Embora o termo “virtude”, que encontra respaldo etimológico no latino “
virtus” e no grego “
arete”, não tenha nascido com forte conteúdo ético, logo o adquiriu e, hoje, quase se confunde com o adjetivo “bom”, assim como vício se confunde com “mau”. O conteúdo ético, embora quase sempre presente, sofre variações a depender do pensador. Para Agostinho, a bondade da virtude estava no amor; Hobbes o via no desejo de paz; Malebranche o encontrava no amor pela ordem; Montesquieu, de forma relativamente semelhante, no amor pela lei; Kant, na postura diante dos deveres firmemente estabelecidos. Enfim, cada cabeça, um mundo, um conceito de virtude e, conseqüentemente, de vício. A análise, todavia, não precisa ficar tão aberta, se consideramos que, das várias questões que o tema envolve, tais como as que inquirem sobre a origem deles, a maneira como se desenvolvem e a forma como afetam os seres humanos, há uma em particular que desperta grande interesse para pensamento artístico: a que pergunta como os vícios e as virtudes podem ser apropriadamente representados, personificados, pelas artes visuais. É, em outras palavras, a transmutação na questão analisada da predominância ética para a estética, de maior interesse das artes.
Giotto di Bondone (1267-1337), considerados um dos primeiros pilares da renascença italiana, enfrentou como ninguém o problema de representar visualmente os vícios e as virtudes quando, em 1305 e 1306, aproximadamente, pintou trinta e oito afrescos na Capela Arena, em Pádua.

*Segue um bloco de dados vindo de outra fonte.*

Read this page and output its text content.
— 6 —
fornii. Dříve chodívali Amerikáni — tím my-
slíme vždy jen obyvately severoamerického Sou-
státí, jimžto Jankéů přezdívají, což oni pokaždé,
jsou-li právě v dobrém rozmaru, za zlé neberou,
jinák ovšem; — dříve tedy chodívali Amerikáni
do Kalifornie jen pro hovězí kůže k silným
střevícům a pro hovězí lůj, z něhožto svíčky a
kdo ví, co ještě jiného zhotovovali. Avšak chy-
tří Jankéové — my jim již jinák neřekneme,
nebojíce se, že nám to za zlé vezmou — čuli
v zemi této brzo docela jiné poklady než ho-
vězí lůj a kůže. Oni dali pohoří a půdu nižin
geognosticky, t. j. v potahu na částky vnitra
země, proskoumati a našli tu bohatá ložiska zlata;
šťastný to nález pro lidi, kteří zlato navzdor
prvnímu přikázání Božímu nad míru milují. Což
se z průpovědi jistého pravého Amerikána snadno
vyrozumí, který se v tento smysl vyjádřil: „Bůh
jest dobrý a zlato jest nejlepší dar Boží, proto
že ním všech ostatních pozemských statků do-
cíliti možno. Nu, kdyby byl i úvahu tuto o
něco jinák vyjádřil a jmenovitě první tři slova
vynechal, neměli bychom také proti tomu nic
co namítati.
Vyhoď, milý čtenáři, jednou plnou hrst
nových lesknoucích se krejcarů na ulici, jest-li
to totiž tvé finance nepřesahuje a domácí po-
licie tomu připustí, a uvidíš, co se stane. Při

Saiba-se que afresco é o nome da obra que se obtém por meio de uma técnica de pintura que se dá na própria parede quando o revestimento desta ainda está úmido, de forma que a tinta possa naquele momento ali penetrar e, conseqüentemente, perpetuar-se por vários anos.
As principais séries de afrescos lá presentes são as que descrevem a vida de Cristo, a vida de Maria e o Juízo Final. Há, contudo, um tema que é pintado na parte mais baixa das paredes que, a meu sentir, é o mais interessante de todos, que é, exatamente, a exposição de figuras representando as sete virtudes divinas e os sete vícios profanos. Glenn Erickson, em seu “
Giotto’s Virtues”, que traduzi para publicação em português sob o título “As virtudes de Giotto”, tratou do assunto. Em outras crônicas, tratarei especificamente da personificação de cada virtude com o respectivo vício, demonstrando como a prudência e a tolice; a firmeza e a inconstância; a temperança e a ira; a justiça e a injustiça; a fé e a idolatria (ou descrença); a misericórdia e a inveja; e, por fim, a esperança e a desesperança, puderam ser visualmente representados por figuras humanas em situações específicas. Espero que estes textos vindouros sejam em algum sentido virtuosos, pois vícios certamente os terão. Veremos.